Rebecca Vesely, writing in Business Insurance, makes this clear in her article describing how two states, Vermont and Florida, are taking strikingly different paths in addressing health care reform. Vermont has taken the first step toward creating a single payer system by 2017. Legislation to set up a five member board to move the state in this direction has already been enacted. And while many details need to be worked out (funding, to name one) and Vermont will need to obtain a waiver from the Centers for Medicare and Medicaid Services to put the package together, the state is further down the road to single payer than any other.

Then there’s Florida where the move is in the opposite direction. That state is seeking to shift virtually all of its Medicaid population from government coverage into private plans starting in July 2012. These private managed care plans would be offered through large health care networks with health plan profits above five percent shared with the state. Whether this approach will achieve the $1.1 billion in first year savings promised by the Governor or not, it has brought new participants into the Medicaid marketplace such as Blue Cross and Blue Shield of Florida.

The Business Insurance article includes a prediction by Boston University law professor Kevin Outterson that the Obama administration will sign off on the waivers Vermont and Florida need to move forward.

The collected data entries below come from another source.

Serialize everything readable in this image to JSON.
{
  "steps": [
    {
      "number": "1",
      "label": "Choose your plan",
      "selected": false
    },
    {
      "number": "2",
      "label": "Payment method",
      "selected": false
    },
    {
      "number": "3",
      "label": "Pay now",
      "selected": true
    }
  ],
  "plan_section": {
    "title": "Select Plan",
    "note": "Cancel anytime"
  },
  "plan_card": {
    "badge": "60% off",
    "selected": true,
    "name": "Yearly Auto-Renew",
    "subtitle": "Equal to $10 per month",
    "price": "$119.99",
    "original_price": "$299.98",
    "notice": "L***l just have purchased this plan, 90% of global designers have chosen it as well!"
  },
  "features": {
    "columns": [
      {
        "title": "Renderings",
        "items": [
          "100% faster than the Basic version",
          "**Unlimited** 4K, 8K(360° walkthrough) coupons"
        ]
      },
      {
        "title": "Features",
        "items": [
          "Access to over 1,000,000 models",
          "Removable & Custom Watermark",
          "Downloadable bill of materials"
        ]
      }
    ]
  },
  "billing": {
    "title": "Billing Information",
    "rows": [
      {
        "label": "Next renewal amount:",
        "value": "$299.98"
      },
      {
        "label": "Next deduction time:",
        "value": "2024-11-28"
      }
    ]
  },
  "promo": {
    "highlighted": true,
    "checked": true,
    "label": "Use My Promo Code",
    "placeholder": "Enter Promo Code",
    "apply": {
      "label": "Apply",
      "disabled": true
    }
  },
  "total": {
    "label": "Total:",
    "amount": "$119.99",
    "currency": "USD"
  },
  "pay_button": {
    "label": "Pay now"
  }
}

What the starkly different approaches to reigning in skyrocketing health care costs being taken by Florida and Vermont demonstrates is the broad flexibility states retain in shaping their own health care destiny. Yes, federal waivers are required, but that would be the case even if the PPACA had never passed—Medicaid is a federal program after all. The CMS web site lists 451 state waivers or demonstration projects in place today. The concept of allowing experimentations and exceptions is ingrained in the Medicaid program just as they are in the Patient Protection and Affordable Care Act. There’s nothing wrong with this any more than having shock absorbers on a car is an indictment of an automobile’s chassis or tires.

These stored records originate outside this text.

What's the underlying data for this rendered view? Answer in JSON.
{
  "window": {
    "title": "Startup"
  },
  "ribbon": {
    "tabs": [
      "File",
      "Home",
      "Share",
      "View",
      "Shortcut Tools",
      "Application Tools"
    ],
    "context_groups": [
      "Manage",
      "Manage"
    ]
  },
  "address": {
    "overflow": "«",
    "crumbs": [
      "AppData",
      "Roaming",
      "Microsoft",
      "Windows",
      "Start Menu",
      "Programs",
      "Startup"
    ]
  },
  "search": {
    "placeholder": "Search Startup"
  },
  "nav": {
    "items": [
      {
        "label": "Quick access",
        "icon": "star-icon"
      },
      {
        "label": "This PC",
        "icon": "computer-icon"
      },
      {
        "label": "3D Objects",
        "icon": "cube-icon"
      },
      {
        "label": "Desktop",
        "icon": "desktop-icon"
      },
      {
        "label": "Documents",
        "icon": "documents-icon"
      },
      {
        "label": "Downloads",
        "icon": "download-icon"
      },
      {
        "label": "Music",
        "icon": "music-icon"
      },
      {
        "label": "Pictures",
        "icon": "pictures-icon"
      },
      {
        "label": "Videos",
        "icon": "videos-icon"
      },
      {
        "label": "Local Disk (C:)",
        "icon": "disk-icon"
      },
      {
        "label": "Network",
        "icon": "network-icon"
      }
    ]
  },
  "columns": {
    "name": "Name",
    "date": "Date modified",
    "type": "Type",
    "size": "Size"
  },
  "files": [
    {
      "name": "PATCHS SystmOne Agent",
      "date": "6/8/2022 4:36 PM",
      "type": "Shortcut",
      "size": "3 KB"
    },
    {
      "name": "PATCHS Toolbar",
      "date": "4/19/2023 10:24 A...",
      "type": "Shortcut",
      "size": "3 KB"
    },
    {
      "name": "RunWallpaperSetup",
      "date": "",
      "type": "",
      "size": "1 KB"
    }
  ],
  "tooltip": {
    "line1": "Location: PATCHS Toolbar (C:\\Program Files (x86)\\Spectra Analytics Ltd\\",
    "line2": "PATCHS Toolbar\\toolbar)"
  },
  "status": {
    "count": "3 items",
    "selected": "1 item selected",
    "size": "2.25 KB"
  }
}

The marked variation in approaches being taken by Vermont and Florida are extreme examples of what we’ll see as states implement exchanges and other aspects of the Patient Protection and Affordable Care Act. Of course, whether this is good news or bad news depends a great deal on the state in which you live and work. States that are heavily tilted toward one party or the other (I’m looking at you California and Wisconsin) could make some of their residents yearn for the federal government to step in and keep things in perspective. Given the way the PPACA preserves state powers, however, they are going to be disappointed.